The Sweetheart of the Templar from the Valley of Rephaim
- Author: Gad Shimron
- Original title: אהובת הטמפלר מעמק רפאים
- Language: Hebrew
- Genre: Historical novel
- Publication date: 2009
- Publication place: Israel

= The Sweetheart of the Templar from the Valley of Rephaim =

2009 novel by Gad Shimron

The Sweetheart of the Templar from the Valley of Rephaim (אהובת הטמפלר מעמק רפאים) is a historical novel by the Israeli author Gad Shimron published in 2009.

The novel describes a love story between a young Jewish woman and a young German Templar in the Valley of Rephaim, which occurs during the period of the Second World War and during the period prior to the war.
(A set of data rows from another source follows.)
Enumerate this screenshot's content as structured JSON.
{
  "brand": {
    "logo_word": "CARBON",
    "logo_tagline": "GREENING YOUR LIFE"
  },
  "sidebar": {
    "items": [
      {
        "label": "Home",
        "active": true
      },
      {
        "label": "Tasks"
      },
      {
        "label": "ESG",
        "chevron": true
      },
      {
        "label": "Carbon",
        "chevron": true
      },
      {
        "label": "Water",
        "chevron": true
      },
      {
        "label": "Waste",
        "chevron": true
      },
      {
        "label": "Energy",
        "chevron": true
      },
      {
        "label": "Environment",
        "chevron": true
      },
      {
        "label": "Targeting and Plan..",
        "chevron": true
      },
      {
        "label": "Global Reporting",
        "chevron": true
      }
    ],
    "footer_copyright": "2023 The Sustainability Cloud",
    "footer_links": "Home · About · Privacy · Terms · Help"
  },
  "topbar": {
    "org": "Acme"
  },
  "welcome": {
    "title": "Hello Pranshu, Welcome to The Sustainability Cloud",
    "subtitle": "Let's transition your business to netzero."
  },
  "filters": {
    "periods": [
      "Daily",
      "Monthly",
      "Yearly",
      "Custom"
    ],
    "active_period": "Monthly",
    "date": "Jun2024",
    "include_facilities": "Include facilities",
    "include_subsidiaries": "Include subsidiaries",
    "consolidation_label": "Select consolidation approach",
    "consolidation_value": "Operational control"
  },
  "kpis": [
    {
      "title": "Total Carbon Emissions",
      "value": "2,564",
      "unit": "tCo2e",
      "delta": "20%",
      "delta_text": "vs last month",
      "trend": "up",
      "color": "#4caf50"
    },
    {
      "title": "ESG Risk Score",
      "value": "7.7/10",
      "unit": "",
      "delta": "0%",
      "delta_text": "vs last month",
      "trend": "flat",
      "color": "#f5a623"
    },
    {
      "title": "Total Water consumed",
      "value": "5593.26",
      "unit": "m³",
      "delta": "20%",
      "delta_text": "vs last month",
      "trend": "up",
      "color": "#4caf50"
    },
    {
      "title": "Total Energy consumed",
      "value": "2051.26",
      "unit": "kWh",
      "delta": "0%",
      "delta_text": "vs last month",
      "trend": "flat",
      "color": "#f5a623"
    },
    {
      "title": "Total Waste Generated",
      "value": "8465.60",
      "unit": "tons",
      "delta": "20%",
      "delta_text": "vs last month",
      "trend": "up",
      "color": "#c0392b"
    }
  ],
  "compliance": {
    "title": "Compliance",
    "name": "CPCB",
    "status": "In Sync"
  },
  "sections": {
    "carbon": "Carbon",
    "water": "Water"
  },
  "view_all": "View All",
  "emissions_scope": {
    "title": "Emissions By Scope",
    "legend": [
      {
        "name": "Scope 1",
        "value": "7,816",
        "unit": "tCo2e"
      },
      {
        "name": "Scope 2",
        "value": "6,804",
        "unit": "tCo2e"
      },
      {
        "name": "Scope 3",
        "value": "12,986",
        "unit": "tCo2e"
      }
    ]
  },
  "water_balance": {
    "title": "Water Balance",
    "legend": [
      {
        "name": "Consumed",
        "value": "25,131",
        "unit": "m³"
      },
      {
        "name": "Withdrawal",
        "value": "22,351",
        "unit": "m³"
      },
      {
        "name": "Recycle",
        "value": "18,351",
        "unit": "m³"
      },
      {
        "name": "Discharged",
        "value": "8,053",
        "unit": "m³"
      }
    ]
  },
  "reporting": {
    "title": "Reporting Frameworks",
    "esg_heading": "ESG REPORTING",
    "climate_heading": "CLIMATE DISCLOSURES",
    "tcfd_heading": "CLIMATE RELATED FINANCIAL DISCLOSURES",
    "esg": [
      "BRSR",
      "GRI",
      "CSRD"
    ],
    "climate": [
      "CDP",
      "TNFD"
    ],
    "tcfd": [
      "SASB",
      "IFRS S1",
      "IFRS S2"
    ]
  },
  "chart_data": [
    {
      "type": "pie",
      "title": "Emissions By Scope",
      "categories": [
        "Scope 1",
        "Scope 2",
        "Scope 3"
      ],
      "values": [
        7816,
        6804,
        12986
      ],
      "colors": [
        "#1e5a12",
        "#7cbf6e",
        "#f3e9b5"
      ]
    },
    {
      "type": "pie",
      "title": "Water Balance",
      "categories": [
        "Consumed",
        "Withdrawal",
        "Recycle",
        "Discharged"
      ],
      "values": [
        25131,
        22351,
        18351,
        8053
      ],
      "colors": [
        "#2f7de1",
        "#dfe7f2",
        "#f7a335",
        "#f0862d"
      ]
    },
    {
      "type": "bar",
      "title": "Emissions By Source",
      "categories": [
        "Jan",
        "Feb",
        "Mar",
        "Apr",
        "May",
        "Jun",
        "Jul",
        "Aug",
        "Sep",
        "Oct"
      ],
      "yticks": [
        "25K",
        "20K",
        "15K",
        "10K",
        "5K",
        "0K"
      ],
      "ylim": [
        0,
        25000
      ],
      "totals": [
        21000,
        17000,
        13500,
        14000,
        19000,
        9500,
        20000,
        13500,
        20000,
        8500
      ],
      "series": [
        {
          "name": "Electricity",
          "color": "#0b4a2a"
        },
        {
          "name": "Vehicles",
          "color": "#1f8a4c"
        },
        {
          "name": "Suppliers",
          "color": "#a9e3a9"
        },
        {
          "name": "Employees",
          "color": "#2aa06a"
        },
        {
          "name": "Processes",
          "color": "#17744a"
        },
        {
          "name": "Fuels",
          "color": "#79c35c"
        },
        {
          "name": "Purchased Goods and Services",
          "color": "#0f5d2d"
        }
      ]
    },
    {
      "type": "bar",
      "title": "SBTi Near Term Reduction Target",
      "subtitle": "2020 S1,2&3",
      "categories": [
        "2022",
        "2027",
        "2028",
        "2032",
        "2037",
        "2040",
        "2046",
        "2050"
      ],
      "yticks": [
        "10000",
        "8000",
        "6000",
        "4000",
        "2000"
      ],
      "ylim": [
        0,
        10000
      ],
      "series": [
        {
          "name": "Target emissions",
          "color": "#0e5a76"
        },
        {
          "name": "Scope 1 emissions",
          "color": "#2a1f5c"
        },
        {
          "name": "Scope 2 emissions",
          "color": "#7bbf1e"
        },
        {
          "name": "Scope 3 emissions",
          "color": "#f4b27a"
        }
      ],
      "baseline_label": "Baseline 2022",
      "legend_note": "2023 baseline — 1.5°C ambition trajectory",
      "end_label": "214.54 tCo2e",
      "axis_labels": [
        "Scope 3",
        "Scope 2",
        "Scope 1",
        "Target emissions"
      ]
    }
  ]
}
The fictional story is integrated with real events and characters. The core feature of the book's plot focuses on Operation ATLAS, in which three Nazi soldiers and two Palestinian-Arab paratroopers were parachuted into the region of Palestine in 1944 for the purposes of sabotage.

== Synopsis ==
The novel's plot takes place in Jerusalem in the days of World War II and focuses on the love story of Tamar-Henrietta Landver, a Jewish girl from Vienna who managed to flee from the Nazis to the region of Palestine prior to the war, to Wolfgang Shvarte, a German Templar who was born in the region of Palestine and raised in the German Templar Colony in Jerusalem.

The story begins in the present (1995) with the death of Tamar and then returns to the past, and describes Tamar and Wolfgang's meeting and how they eventually were separated due to heavy social pressure, months before the war began.

Although Wolfgang returned to Germany before the outbreak of World War II, the plot thickens when the two meet by chance in 1942 in the region of Palestine as the Nazi military forces were approaching the region of Palestine and preparing an attack on the Jewish communities in the region.